A typical scope of Conceptual Engineering encompasses Preliminary Project Planning and Preliminary Cost Estimations, to identify if the project is feasible, or whether the necessary equipment or processes are available in the marketplace.
Aiming to have the Preliminary Cost, a usual method is the Bottom Up Estimating, which builds the overall cost estimate by summing estimates of several “building blocks” and processes, on a Work Breakdown Structure (WBS) perspective. Through this method, the system being costed is broken down into lower-level structures (such as sub-systems and equipment) and each of which is costed separately.
The cost estimator must have an extensive knowledge of the system’s characteristics and the minimum technical attributes from each “building block” on a conceptual perspective.
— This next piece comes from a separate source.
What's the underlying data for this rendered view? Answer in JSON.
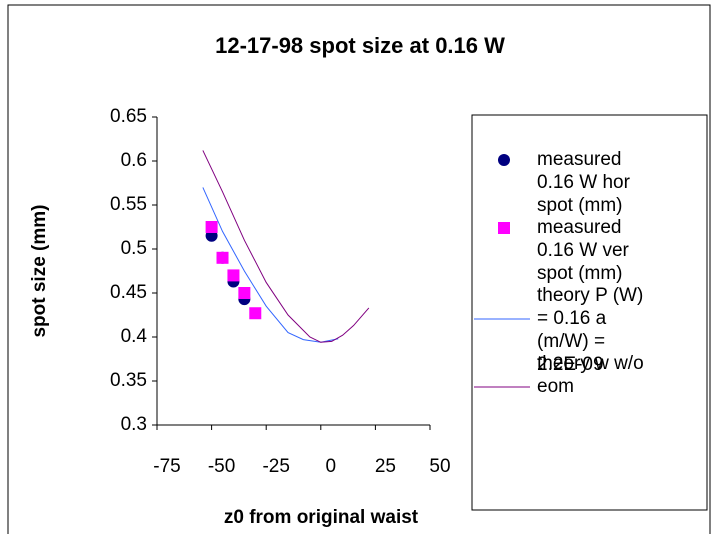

Because of the high level of uncertainties in the Conceptual Engineering, each step of the work flow should be identified, measured, and tracked, and the results for each outcome should be summed to make the point estimate.
Some advantages of the Bottom Up Estimating include: the estimator’s ability to determine exactly what the estimate includes and whether anything was overlooked; its applicability to a specific project and/or manufacturer; a good insight into major cost contributors; and easy transfer of results to other projects. Although the Bottom Up Estimating Method faces some drawbacks, it’s a well-known and validated method for Conceptual Engineering Cost Estimation, when highly complex systems are involved.